Since CouchDb is inherently unstructured, there’s no global schema that you manage to control your data’s structure. That’s often a good thing, because it gives you flexibility, but it can also cause problems, for example when you want to access documents without handling all sorts of different “versions” of your document you might have.
For example, say you have started out with an initial player document (we’re sticking with the RPG theme set in the Couchbase examples ;):
{
'version' : 1,
'name:' : 'Player A',
'xp': 1234
}
Now say during testing you find that you need to know a player’s level. You’ve decided that the it should always be xp/100 + 1 but you don’t want to recompute this all the time in code but rather store it in the document directly. For various other reasons you’ve also decided against creating a view and therefore you want to migrate all your documents to this format:
{
'version' : 2,
'name:' : 'Player A',
'xp' : 1234,
'level' : 13
}
Note that the initial document already included a version attribute that we’re using to keep track of our migrations but even if this weren’t the case from the start, it’s easy to simply treat documents without a version attribute as “version 0” so to speak and handle them similarly to the rest of this example.

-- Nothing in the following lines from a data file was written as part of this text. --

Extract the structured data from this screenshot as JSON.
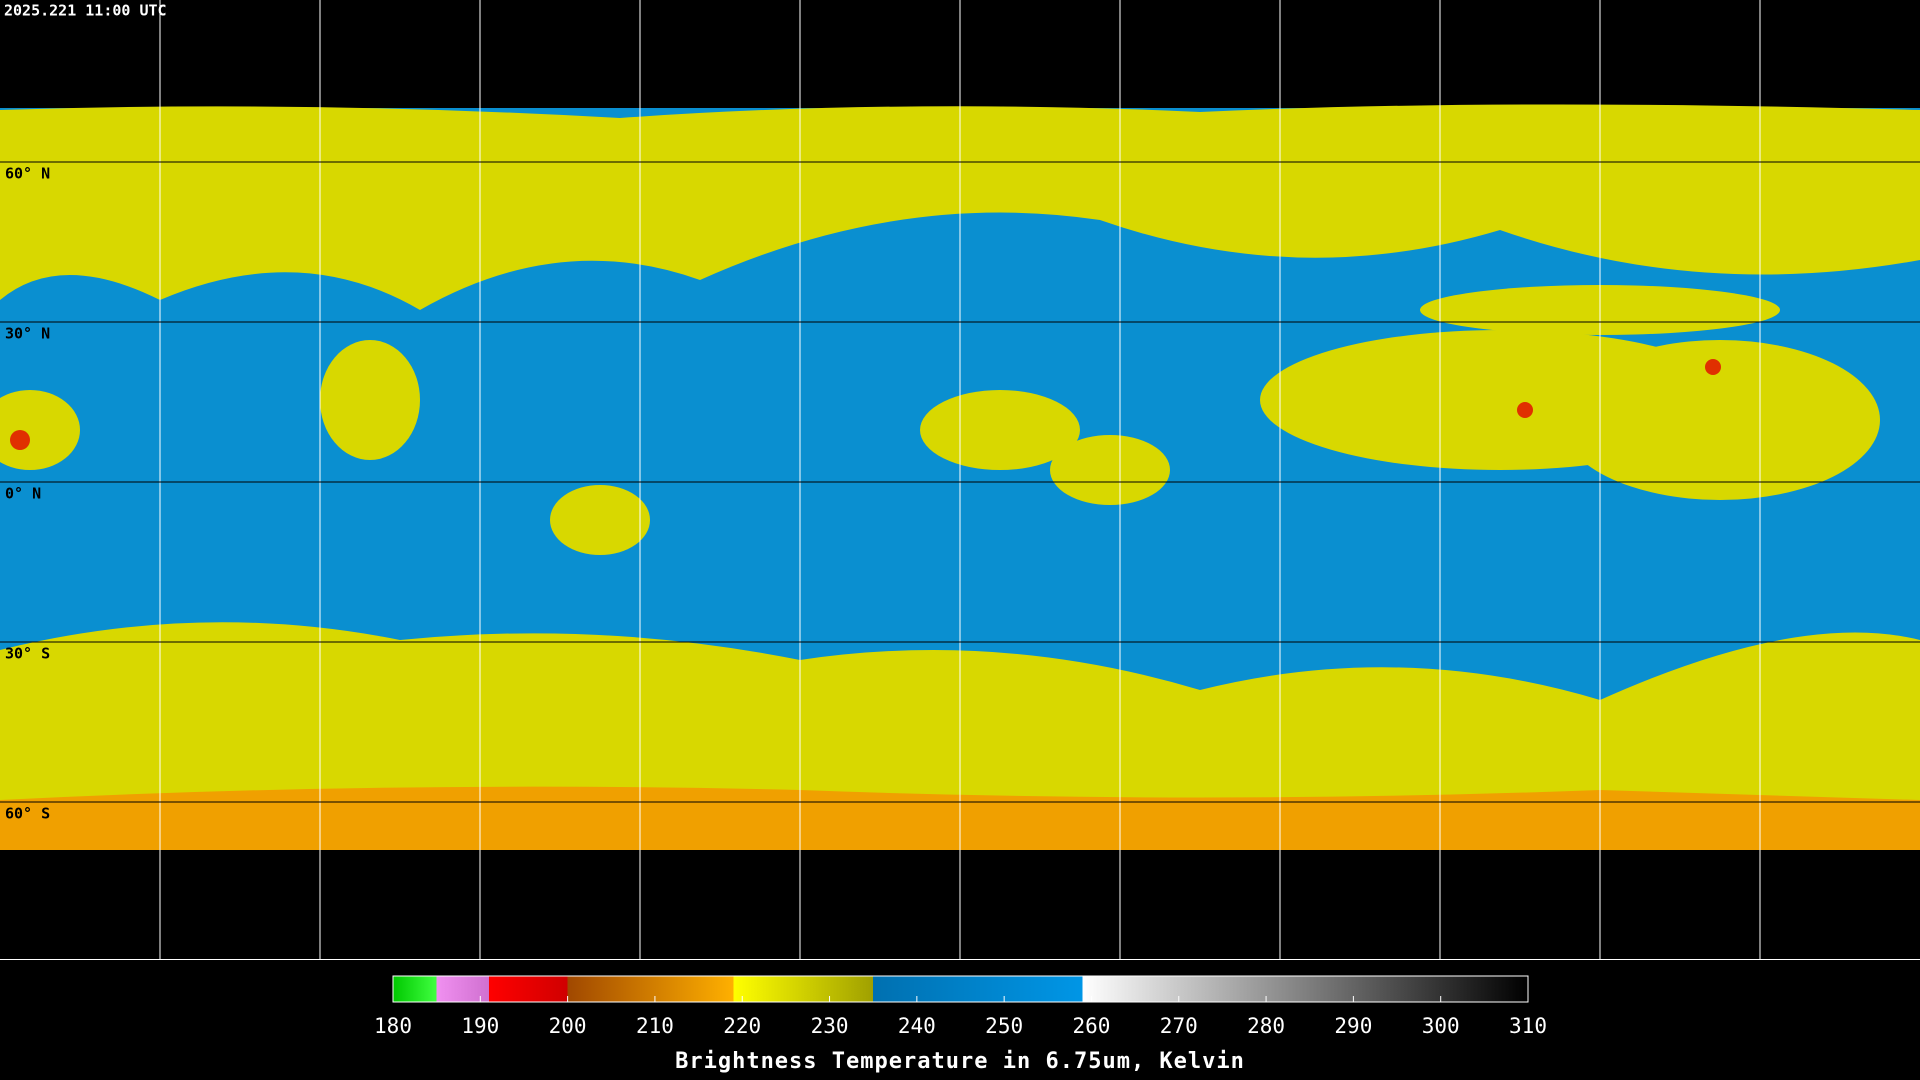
{
  "header": {
    "timestamp": "2025.221 11:00 UTC"
  },
  "map": {
    "lat_labels": [
      "60° N",
      "30° N",
      "0° N",
      "30° S",
      "60° S"
    ]
  },
  "colorbar": {
    "title": "Brightness Temperature in 6.75um, Kelvin",
    "lim": [
      180,
      310
    ],
    "ticks": [
      180,
      190,
      200,
      210,
      220,
      230,
      240,
      250,
      260,
      270,
      280,
      290,
      300,
      310
    ],
    "stops": [
      {
        "value": 180,
        "color": "#00c800"
      },
      {
        "value": 185,
        "color": "#40ff40"
      },
      {
        "value": 185,
        "color": "#f090f0"
      },
      {
        "value": 191,
        "color": "#d070d0"
      },
      {
        "value": 191,
        "color": "#ff0000"
      },
      {
        "value": 200,
        "color": "#d00000"
      },
      {
        "value": 200,
        "color": "#a04800"
      },
      {
        "value": 219,
        "color": "#ffb000"
      },
      {
        "value": 219,
        "color": "#ffff00"
      },
      {
        "value": 235,
        "color": "#a0a000"
      },
      {
        "value": 235,
        "color": "#0070b0"
      },
      {
        "value": 259,
        "color": "#0096e6"
      },
      {
        "value": 259,
        "color": "#ffffff"
      },
      {
        "value": 310,
        "color": "#000000"
      }
    ]
  }
}
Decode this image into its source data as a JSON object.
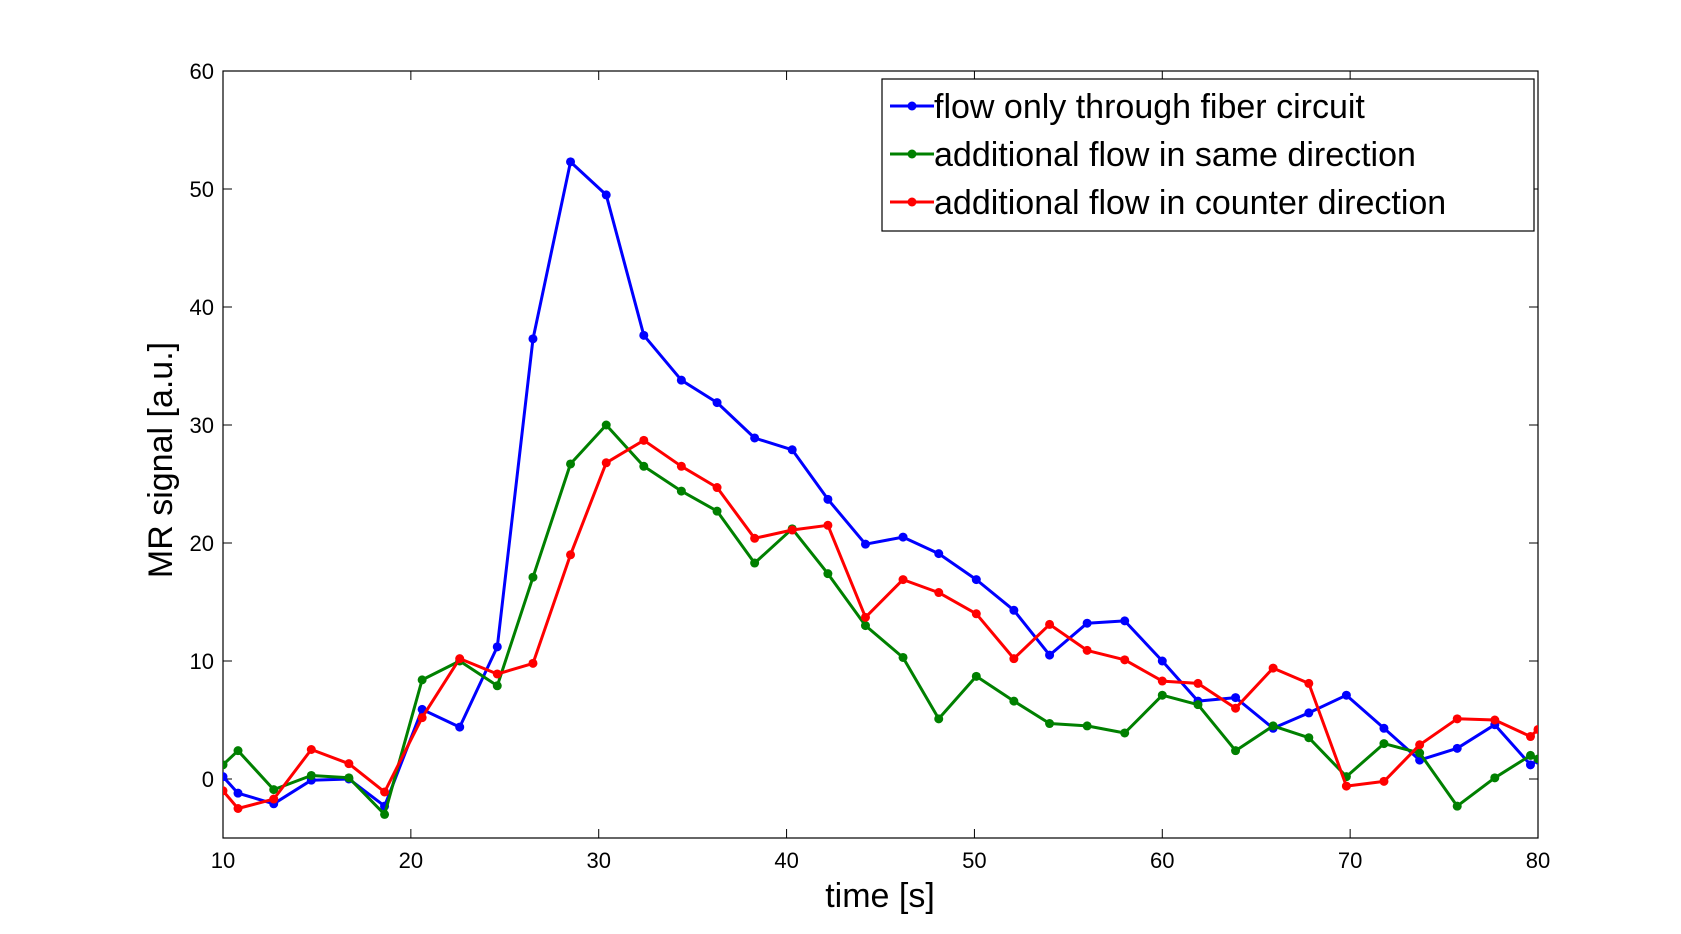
{
  "chart_data": {
    "type": "line",
    "title": "",
    "xlabel": "time [s]",
    "ylabel": "MR signal [a.u.]",
    "xlim": [
      10,
      80
    ],
    "ylim": [
      -5,
      60
    ],
    "xticks": [
      10,
      20,
      30,
      40,
      50,
      60,
      70,
      80
    ],
    "yticks": [
      0,
      10,
      20,
      30,
      40,
      50,
      60
    ],
    "grid": false,
    "legend_position": "top-right",
    "x": [
      10,
      10.8,
      12.7,
      14.7,
      16.7,
      18.6,
      20.6,
      22.6,
      24.6,
      26.5,
      28.5,
      30.4,
      32.4,
      34.4,
      36.3,
      38.3,
      40.3,
      42.2,
      44.2,
      46.2,
      48.1,
      50.1,
      52.1,
      54.0,
      56.0,
      58.0,
      60.0,
      61.9,
      63.9,
      65.9,
      67.8,
      69.8,
      71.8,
      73.7,
      75.7,
      77.7,
      79.6,
      80
    ],
    "series": [
      {
        "name": "flow only through fiber circuit",
        "color": "#0000ff",
        "values": [
          0.2,
          -1.2,
          -2.1,
          -0.1,
          0.0,
          -2.3,
          5.9,
          4.4,
          11.2,
          37.3,
          52.3,
          49.5,
          37.6,
          33.8,
          31.9,
          28.9,
          27.9,
          23.7,
          19.9,
          20.5,
          19.1,
          16.9,
          14.3,
          10.5,
          13.2,
          13.4,
          10.0,
          6.6,
          6.9,
          4.3,
          5.6,
          7.1,
          4.3,
          1.6,
          2.6,
          4.6,
          1.2,
          1.6
        ]
      },
      {
        "name": "additional flow in same direction",
        "color": "#008000",
        "values": [
          1.2,
          2.4,
          -0.9,
          0.3,
          0.1,
          -3.0,
          8.4,
          10.0,
          7.9,
          17.1,
          26.7,
          30.0,
          26.5,
          24.4,
          22.7,
          18.3,
          21.2,
          17.4,
          13.0,
          10.3,
          5.1,
          8.7,
          6.6,
          4.7,
          4.5,
          3.9,
          7.1,
          6.3,
          2.4,
          4.5,
          3.5,
          0.2,
          3.0,
          2.2,
          -2.3,
          0.1,
          2.0,
          1.7
        ]
      },
      {
        "name": "additional flow in counter direction",
        "color": "#ff0000",
        "values": [
          -1.0,
          -2.5,
          -1.7,
          2.5,
          1.3,
          -1.1,
          5.2,
          10.2,
          8.9,
          9.8,
          19.0,
          26.8,
          28.7,
          26.5,
          24.7,
          20.4,
          21.1,
          21.5,
          13.7,
          16.9,
          15.8,
          14.0,
          10.2,
          13.1,
          10.9,
          10.1,
          8.3,
          8.1,
          6.0,
          9.4,
          8.1,
          -0.6,
          -0.2,
          2.9,
          5.1,
          5.0,
          3.6,
          4.2
        ]
      }
    ]
  }
}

So how do we migrate from version 1 to version 2 then?
The idea is to create a view that shows all old revision documents and process them until the view has no more items. The view would be defined with the following (trivial) map function:
function(doc) {
if (doc.version && doc.version == 1) {
emit(doc._id);
}
}
Now it’s simply a matter of processing all items in this view, for example with the following python-couchdb method that takes a database object as a parameter:
def migrate_v1_v2(db):
v1 = db.view('_design/migration/_view/v1')
for row in v1.rows:
doc = db[row.key]
if doc['version'] == 1:
doc['version'] = 2
# we want to add the level stat, which is simply xp/100, starting from 1
doc['level'] = doc['xp']/100 + 1
db[doc.id] = doc
where v1
is the name of the view we defined above.
The complete example in the form of a unit test is available on github. The only dependency is python-couchdb. It should be trivial to translate this pattern to other client libraries. It might also be useful to extend this concept to a migration framework á la Ruby on Rails.